In the course of my legal training I was told that you should always start your contract or pleadings by naming the parties (see: About), setting out the recitals and then defining your terms. As seven years of legal training is hard to leave behind (the fact that all my correspondence, even emails to my mother, are still in my training firm’s house style is testament to that) this post is an attempt to define some key cocktail concepts.
Let’s start with cocktail itself. The origins of the word are, as you might expect, shrouded in a haze of uncertainty and contention, with early references surfacing in London in 1798 and the USA in 1803. Back in May 1806, however, The Balance and Columbian Repository, an estimable (I assume – I didn’t subscribe) weekly newspaper from Hudson, New York, published the earliest known definition of a cocktail in answer to a reader’s query:
Cocktail, then is a stimulating liquor, composed of spirits of any kind, sugar, water and bitters it is vulgarly called a bittered sling, and is supposed to be an excellent electioneering potion inasmuch as it renders the heart stout and bold, at the same time that it fuddles the head.
What qualified the editor of The Balance to make this defining statement is unclear, but there must have been some basis for it as the definition still holds true for some of the classic, and not coincidentally earliest-known cocktails, such as the Old Fashioned (whiskey, sugar, bitters and water), the Sazerac (whiskey, absinthe, sugar and bitters) and the Mint Julep (whiskey, mint, sugar and bitters).
The common modern definition is just any alcoholic drink consisting of a spirit or two mixed with other ingredients and is perhaps as all-encompassing as could be imagined. In keeping with the era of their resurgence (the 1980s) modern cocktails have since became more and more garish in colour, content and decoration, and more and more lewd in their nomenclature.
Turning to each of the constituent parts then, liquor means any distilled spirit, but for the purposes of this post shall mean whiskey to me.

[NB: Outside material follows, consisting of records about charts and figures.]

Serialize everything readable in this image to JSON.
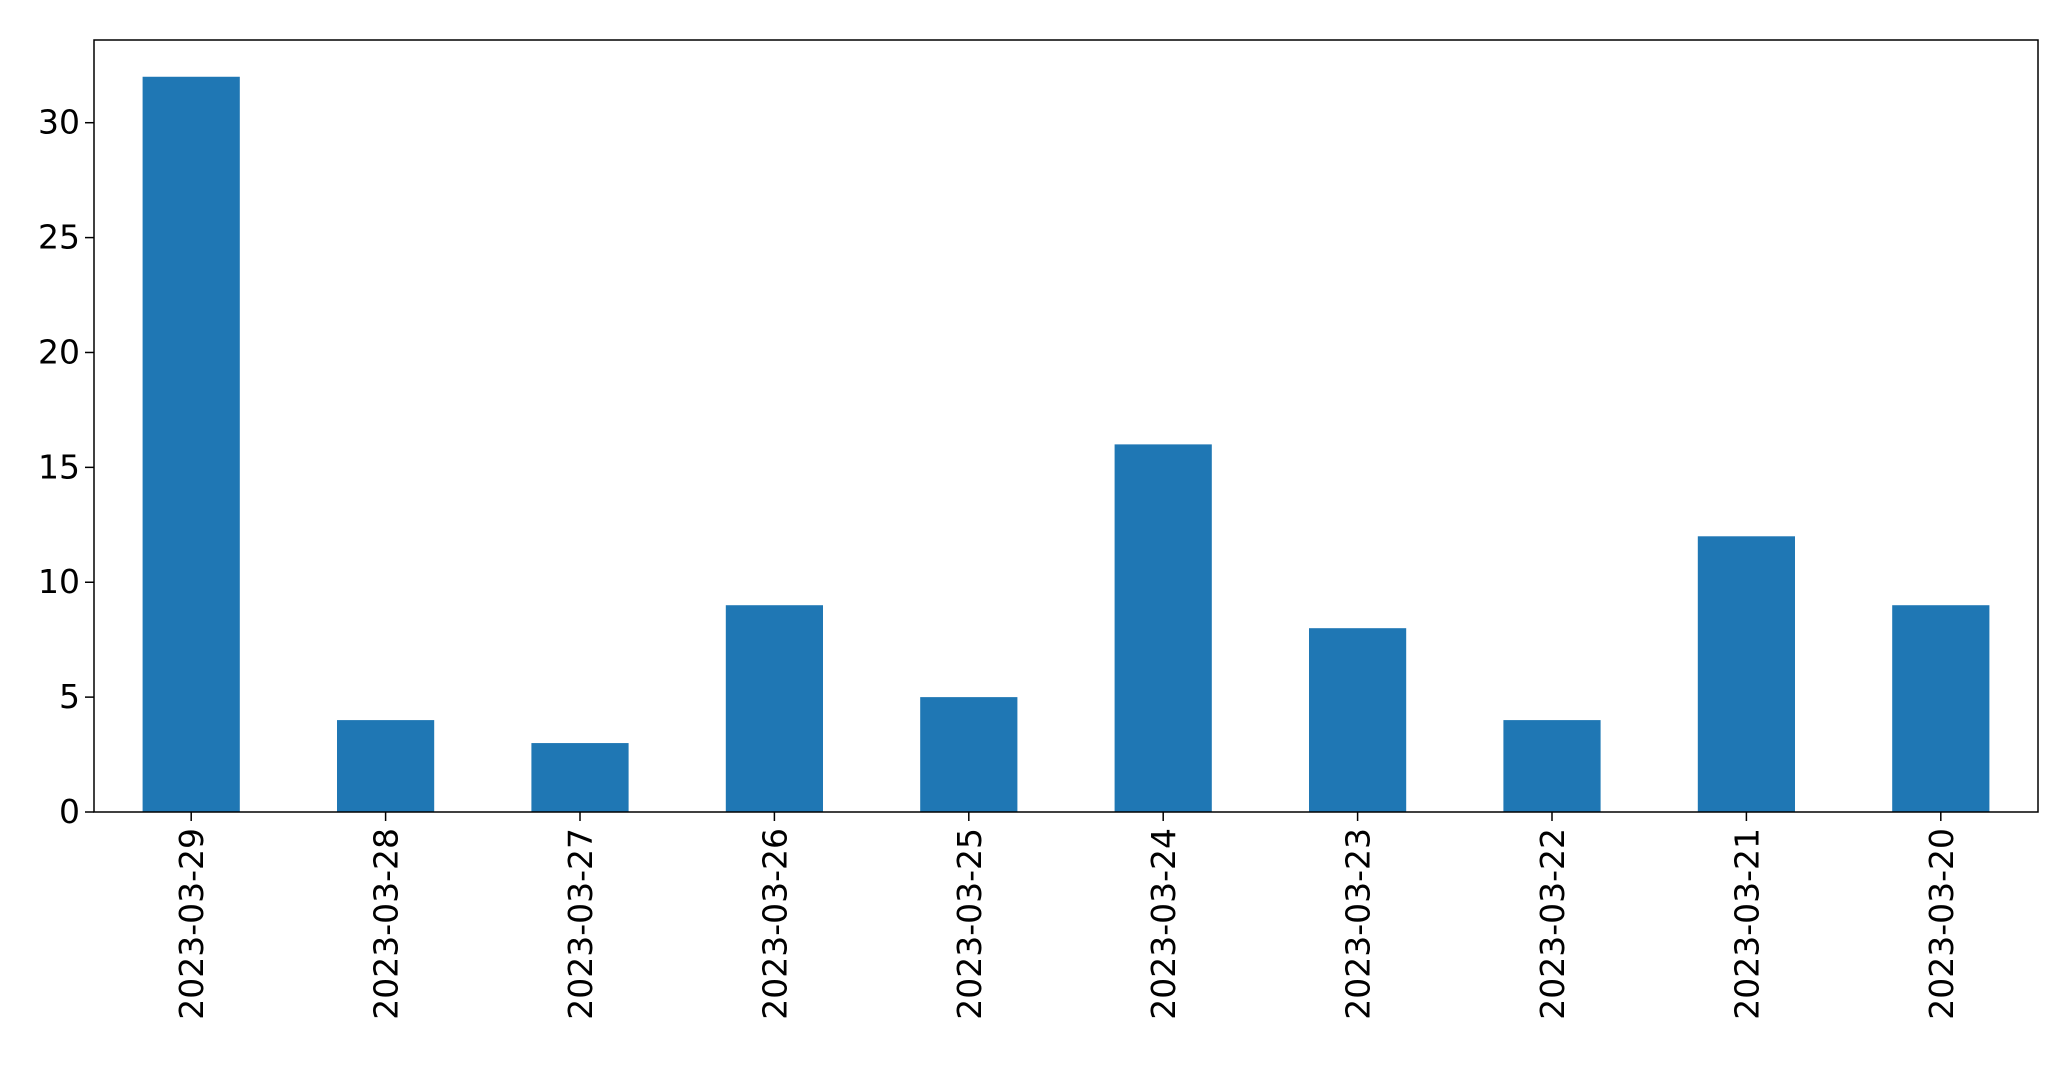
{
  "chart_data": {
    "type": "bar",
    "title": "",
    "xlabel": "",
    "ylabel": "",
    "categories": [
      "2023-03-29",
      "2023-03-28",
      "2023-03-27",
      "2023-03-26",
      "2023-03-25",
      "2023-03-24",
      "2023-03-23",
      "2023-03-22",
      "2023-03-21",
      "2023-03-20"
    ],
    "values": [
      32,
      4,
      3,
      9,
      5,
      16,
      8,
      4,
      12,
      9
    ],
    "ylim": [
      0,
      33.6
    ],
    "yticks": [
      0,
      5,
      10,
      15,
      20,
      25,
      30
    ],
    "grid": false,
    "legend": false,
    "colors": {
      "bar": "#1f77b4",
      "axis": "#000000"
    }
  }
}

American whiskey (distinguishable by its use of an ‘e’) is to all intents and purposes either bourbon or rye. Bourbon is made from distilled corn and originally hailing from Bourbon County, Kentucky. Bourbon now has a strictly controlled legal definition (it must be made from at least 51% corn mash), but as the most famous American whiskeys are all bourbons, is often used to refer to any American whiskey. Despite this it is important to distinguish it from rye whiskey (at least 51% rye mash) and Canadian whisky (made in Canada and nearly always a blend of different grains).
Bourbon can now be made anywhere in the United States, but the historical link to the south remains, with the main brands, Maker’s Mark, Jim Beam and Jack Daniel’s all hailing from Kentucky and Tennessee.
Rye whiskey was traditionally distilled in the northeast – Pennsylvania and Maryland in particular, but was badly affected by prohibition. As a result, few rye-only brands survive but many of the bourbon brands (eg Bulleit, Jim Beam and Four Roses) make an equivalent rye.
Throughout this site I will refer to whiskey when I mean bourbon or rye. Tradition or a more educated palate may suggest that one or other is preferred in any given drink, but I maintain that it is broadly a matter of personal taste.
Assuming water and sugar are known to most readers, the final crucial ingredient required for any classic cocktail is bitters.
A bitters is a highly-concentrated alcoholic concoction flavoured with herbs, spices and botanical extracts. The high concentration of often dangerous extracts gives these substances a highly bitter or bittersweet taste which was found to add an intriguing kill or cure kick to early cocktails. Most bitters have an interesting history and many were originally invented as miracle cure alls or medicinal tonics. In fact people still swear today that a drop of bitters in a glass of water is an admirable stomach-settler.
No bar is complete without at least a bottle of Angostura Bitters, the market leader, and any cocktail bar worth its salt will have a fascinating collection of apothecarial bottles stashed away on the back bar. Some even come with droppers, pipettes or rudimentary atomisers attached to bring a suitably Jekyll & Hyde look to your drinking establishment.